On 8/27/07, Marc Perkel <[EMAIL PROTECTED]> wrote:
>
>
>
> Andy Sutton wrote:
>
> On Mon, 2007-08-27 at 12:59 -0700, Marc Perkel wrote:
>
>  I've not run into a single instance where a legit server only tried
> the lowest MX. However, if I did there's a simple solution. If the
> fake lowest MX points to an IP on the same server as the working MX
> then you can use iptables to block port 25 on all IP addresses EXCEPT
> for the one broken server. That would fix the problem.
>
>  I think the question is how you would identify a FP occurred, short of a
> client screaming?
>
>
> Clients screaming is that way the false positives are usually identified.
> I'm filtering 1600 domains and I've been doing this for almost a year and
> have yet to get a single report of a false positive. And when I screw up I
> usually hear about it.
>
> All I can say is - it works for me. If you want to try something safer
> create some fake higher numbered MX records and return 421 errors on them
> and you'll get rid of about 1/3 of your botnet spam. And you'l be able to
> see in your logs how many hits you get.
>
> The only way to determine if this works or not is to try it.
>
>

I have tried bogus MXes before and had too many false positives to possibly
deal with.  However after the repeated claims of zero FP on your large
installation, I decided to give it another try.   It's been a couple years
since my last try, and then I only used a fake 1st pref MX, not a fake last
MX as well.

Sunday evening I tried it on a single domain of one very tolerant and
friendly client.  I added one bogus lower MX and one higher, both IPs in the
same block as their actual mail server that were unused.

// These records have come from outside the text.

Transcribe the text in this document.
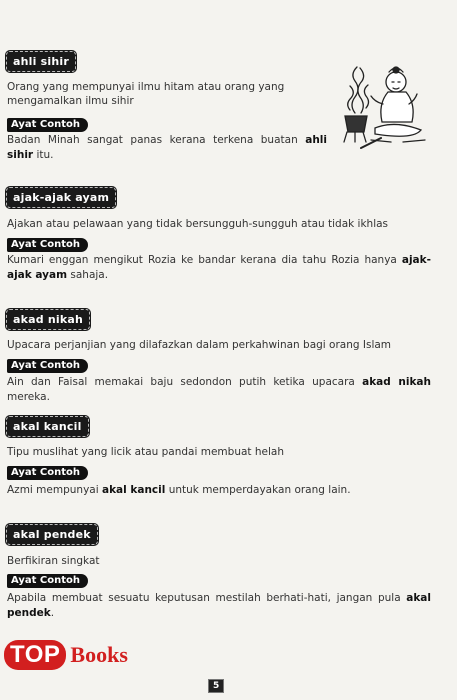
ahli sihir
Orang yang mempunyai ilmu hitam atau orang yang mengamalkan ilmu sihir
Ayat Contoh
Badan Minah sangat panas kerana terkena buatan ahli sihir itu.
ajak-ajak ayam
Ajakan atau pelawaan yang tidak bersungguh-sungguh atau tidak ikhlas
Ayat Contoh
Kumari enggan mengikut Rozia ke bandar kerana dia tahu Rozia hanya ajak-ajak ayam sahaja.
akad nikah
Upacara perjanjian yang dilafazkan dalam perkahwinan bagi orang Islam
Ayat Contoh
Ain dan Faisal memakai baju sedondon putih ketika upacara akad nikah mereka.
akal kancil
Tipu muslihat yang licik atau pandai membuat helah
Ayat Contoh
Azmi mempunyai akal kancil untuk memperdayakan orang lain.
akal pendek
Berfikiran singkat
Ayat Contoh
Apabila membuat sesuatu keputusan mestilah berhati-hati, jangan pula akal pendek.
TOP Books
5
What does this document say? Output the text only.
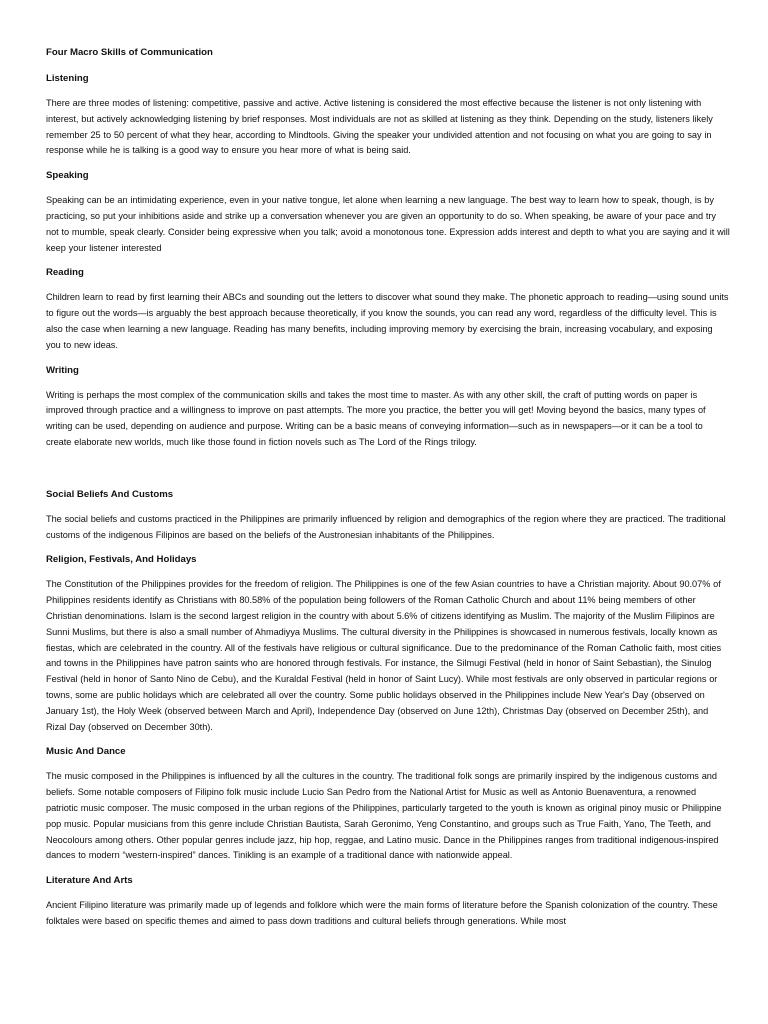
Four Macro Skills of Communication
Listening

There are three modes of listening: competitive, passive and active. Active listening is considered the most effective because the listener is not only listening with interest, but actively acknowledging listening by brief responses. Most individuals are not as skilled at listening as they think. Depending on the study, listeners likely remember 25 to 50 percent of what they hear, according to Mindtools. Giving the speaker your undivided attention and not focusing on what you are going to say in response while he is talking is a good way to ensure you hear more of what is being said.

Speaking

Speaking can be an intimidating experience, even in your native tongue, let alone when learning a new language. The best way to learn how to speak, though, is by practicing, so put your inhibitions aside and strike up a conversation whenever you are given an opportunity to do so. When speaking, be aware of your pace and try not to mumble, speak clearly. Consider being expressive when you talk; avoid a monotonous tone. Expression adds interest and depth to what you are saying and it will keep your listener interested

Reading

Children learn to read by first learning their ABCs and sounding out the letters to discover what sound they make. The phonetic approach to reading—using sound units to figure out the words—is arguably the best approach because theoretically, if you know the sounds, you can read any word, regardless of the difficulty level. This is also the case when learning a new language. Reading has many benefits, including improving memory by exercising the brain, increasing vocabulary, and exposing you to new ideas.

Writing

Writing is perhaps the most complex of the communication skills and takes the most time to master. As with any other skill, the craft of putting words on paper is improved through practice and a willingness to improve on past attempts. The more you practice, the better you will get! Moving beyond the basics, many types of writing can be used, depending on audience and purpose. Writing can be a basic means of conveying information—such as in newspapers—or it can be a tool to create elaborate new worlds, much like those found in fiction novels such as The Lord of the Rings trilogy.

Social Beliefs And Customs

The social beliefs and customs practiced in the Philippines are primarily influenced by religion and demographics of the region where they are practiced. The traditional customs of the indigenous Filipinos are based on the beliefs of the Austronesian inhabitants of the Philippines.

Religion, Festivals, And Holidays

The Constitution of the Philippines provides for the freedom of religion. The Philippines is one of the few Asian countries to have a Christian majority. About 90.07% of Philippines residents identify as Christians with 80.58% of the population being followers of the Roman Catholic Church and about 11% being members of other Christian denominations. Islam is the second largest religion in the country with about 5.6% of citizens identifying as Muslim. The majority of the Muslim Filipinos are Sunni Muslims, but there is also a small number of Ahmadiyya Muslims. The cultural diversity in the Philippines is showcased in numerous festivals, locally known as fiestas, which are celebrated in the country. All of the festivals have religious or cultural significance. Due to the predominance of the Roman Catholic faith, most cities and towns in the Philippines have patron saints who are honored through festivals. For instance, the Silmugi Festival (held in honor of Saint Sebastian), the Sinulog Festival (held in honor of Santo Nino de Cebu), and the Kuraldal Festival (held in honor of Saint Lucy). While most festivals are only observed in particular regions or towns, some are public holidays which are celebrated all over the country. Some public holidays observed in the Philippines include New Year's Day (observed on January 1st), the Holy Week (observed between March and April), Independence Day (observed on June 12th), Christmas Day (observed on December 25th), and Rizal Day (observed on December 30th).

Music And Dance

The music composed in the Philippines is influenced by all the cultures in the country. The traditional folk songs are primarily inspired by the indigenous customs and beliefs. Some notable composers of Filipino folk music include Lucio San Pedro from the National Artist for Music as well as Antonio Buenaventura, a renowned patriotic music composer. The music composed in the urban regions of the Philippines, particularly targeted to the youth is known as original pinoy music or Philippine pop music. Popular musicians from this genre include Christian Bautista, Sarah Geronimo, Yeng Constantino, and groups such as True Faith, Yano, The Teeth, and Neocolours among others. Other popular genres include jazz, hip hop, reggae, and Latino music. Dance in the Philippines ranges from traditional indigenous-inspired dances to modern “western-inspired” dances. Tinikling is an example of a traditional dance with nationwide appeal.

Literature And Arts

Ancient Filipino literature was primarily made up of legends and folklore which were the main forms of literature before the Spanish colonization of the country. These folktales were based on specific themes and aimed to pass down traditions and cultural beliefs through generations. While most
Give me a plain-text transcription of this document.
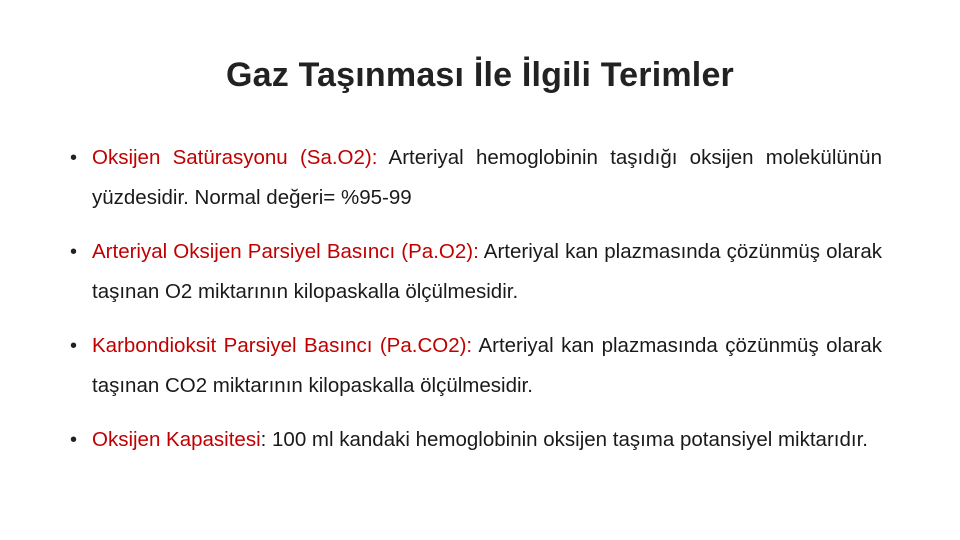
Gaz Taşınması İle İlgili Terimler
• Oksijen Satürasyonu (Sa.O2): Arteriyal hemoglobinin taşıdığı oksijen molekülünün yüzdesidir. Normal değeri= %95-99
• Arteriyal Oksijen Parsiyel Basıncı (Pa.O2): Arteriyal kan plazmasında çözünmüş olarak taşınan O2 miktarının kilopaskalla ölçülmesidir.
• Karbondioksit Parsiyel Basıncı (Pa.CO2): Arteriyal kan plazmasında çözünmüş olarak taşınan CO2 miktarının kilopaskalla ölçülmesidir.
• Oksijen Kapasitesi: 100 ml kandaki hemoglobinin oksijen taşıma potansiyel miktarıdır.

The first 24 hours seemed promising.  However today (tues) we have two false
positives, including one of their banks (!) and a small business that is
their long time customer.

It's scary that a bank has such a broken config, but its a reality.
Unfortunately, there are still too many bad admins/RFC ignorant
firewalls/whatever out there for bogus MXs to be a practical solution for
me.  Sure, if we all used it then they'd have to clean up their acts.. but
then the spammers would obviously just implement proper behavior in their
next bot version.  I just don't see this as a solution that can work.

I don't know what "1600 domains" means.  Most people talk in terms of
messages/day, number of mailboxes, or some other meaningful measurement.
Just guessing that maybe a "domain" equals average 50 users... I cannot
imagine how you're not getting flooded with complaints.  I tried it with a
single small domain (less than 30 mailboxes) and didn't make it 2 business
days.

We'd all like to find that magic button to stop spam, but this aint it.